Well, this seems just standard C idiom. I often see code (from others) that looks like
Code: Select all
if(condition1 && (kind=1) ||
condition2 && (kind=2) ||
condition3 && (kind=3) ) {
}
where you need to do very similar things for all 3 conditions (assumed to be complex expressions), but still will need to know for some details which condition triggered it. The probing code I showed is just a streamlined version of that, where the side effect required to identify the condition can be done inside the [] of the array index, so that it doesn't need an extra && operator.
Requiring maintainability is one thing, but requiring maintainability by someone not fluent in the langage in question quite another. The latter path would lead you to allowing only use of assignment statements and (possibly conditional) gotos, because using 'for' and 'while' constructs might make the code too difficult to maintain for people that only know BASIC...
It is a sad fact of life that advanced algorithms are usually more complex than inefficient straightforward ones. Qsort is more difficult to understand than bubble sort. In Chess programming speed is one of the important goals; if you write the most beautiful, elegant and maintainable code for a Chess engine, but to do it you need to use the most inefficient and simplistic algorithms to achieve that, so that it will never do more than 10knps, it will be of zero use to anyone.
Hash probing is an important performance bottleneck. (E.g. micro-Max 1.6, without hash table, does 6 Mnps, micro-Max 4.8 only 1 Mnsp on the same machine.) So it doesn't seem entirely crazy to pay at least some minimal attention to avoid handling it in a needlessly inefficient way. To the uninitiated it might seem that looping through the 4 entries of a cache line is as good a method as any other, but in fact it isn't: cache lines of 64 bytes are loaded from memory in burst of eight 8-byte words, with a significant delay between them in terms of current CPU clock speeds. So each iteration of the loop will likely be waiting for the next memory word to arrive, before it can test for a key match. So there is an incentive to minimize the number of comparisons you need to find the hash hit on probing. And for the case of a miss, where you cannot avoid going through all possible storage locations, to minimize the number of possible storage locations. You gain significant speed by not storing a position in an arbitrary location in a large bucket, so that you have to search without a clue through the bucket to find it back on a later probe.

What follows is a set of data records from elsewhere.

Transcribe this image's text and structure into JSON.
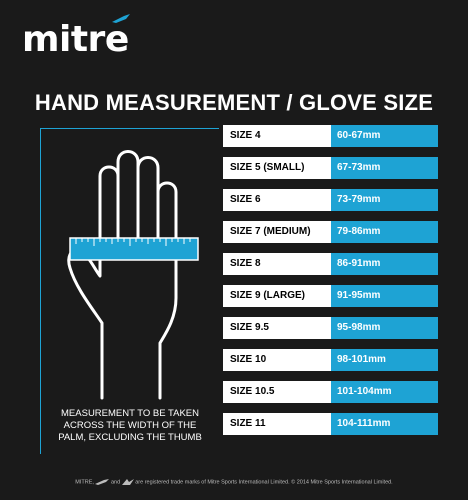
{
  "brand": {
    "logo_text": "mitre"
  },
  "title": "HAND MEASUREMENT / GLOVE SIZE",
  "instructions": [
    "MEASUREMENT TO BE TAKEN",
    "ACROSS THE WIDTH OF THE",
    "PALM, EXCLUDING THE THUMB"
  ],
  "sizes": [
    {
      "size": "SIZE 4",
      "range": "60-67mm"
    },
    {
      "size": "SIZE 5 (SMALL)",
      "range": "67-73mm"
    },
    {
      "size": "SIZE 6",
      "range": "73-79mm"
    },
    {
      "size": "SIZE 7 (MEDIUM)",
      "range": "79-86mm"
    },
    {
      "size": "SIZE 8",
      "range": "86-91mm"
    },
    {
      "size": "SIZE 9 (LARGE)",
      "range": "91-95mm"
    },
    {
      "size": "SIZE 9.5",
      "range": "95-98mm"
    },
    {
      "size": "SIZE 10",
      "range": "98-101mm"
    },
    {
      "size": "SIZE 10.5",
      "range": "101-104mm"
    },
    {
      "size": "SIZE 11",
      "range": "104-111mm"
    }
  ],
  "footer": {
    "prefix": "MITRE,",
    "middle": "and",
    "suffix": "are registered trade marks of Mitre Sports International Limited. © 2014 Mitre Sports International Limited."
  },
  "colors": {
    "accent": "#1ea3d4",
    "background": "#1a1a1a",
    "label_bg": "#ffffff"
  },
  "icons": [
    "mitre-logo-icon",
    "hand-outline-icon",
    "measuring-ruler-icon",
    "mitre-mark-icon",
    "mitre-arrow-icon"
  ]
}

The XOR method of stepping through the entries is not just to be quirky; it reflects the way the memory hardware fetches the words from memory in a burst access. If you read from address 64*N + 5 (say) you get the words in the order 5, 4, 7, 6, 1, 0, 3, 2 (i.e. as a normal counter that counts 0-7 XORed with the low bits of the originally requested address). So if you have a replacement scheme that can arrange it such that you can guess where in the bucket the entry you are looking for will be with (say) an 80% probability (and it is not possible that this then would always be in the first entry of the bucket!), so that you want to start probing somewhere in the middle of the bucket, you have to deal with the funny order the words will arrive to the CPU. Then, when your first guess (5) was wrong, but the sought position happens to be in the entry formed by words 6 & 7, you won't have to needlessly wait for words 2 & 3 to arrive, which would happen if you tested for a hit on (2 & 3) before you tested for a hit on (6 & 7). This is why my sample code tested the entries in the order it did.
So it seems to me that you blame complexity due to use of a more performant algorithm on the style of the code. This is like looking at qsort, and complaining that bubble sort is much more readable and easy to understand. Which no doubt is true, but misses the point. The value of qsort can only be understood on an entirely different level.
The code Alvaro gives indeed does access the elements in the same order as I used. To me it doesn't seem more readable than the unrolled version; it defenitely requires more code lines. And it still doesn't fit Sven's original requirement that it should also work with buckets of 3. (Which mine did not either.) OTOH, a probing like 0, 2, 3 or 1, 3, 2 (with almost-replace entries in 0 and 1, and depth-preferred in 2 and 3), depending on the 'primary hit location being 0 or 1, and limiting the number of probes to 3, is still easiest done with an unrolled loop. (This would use a mask = hashSize - 2.)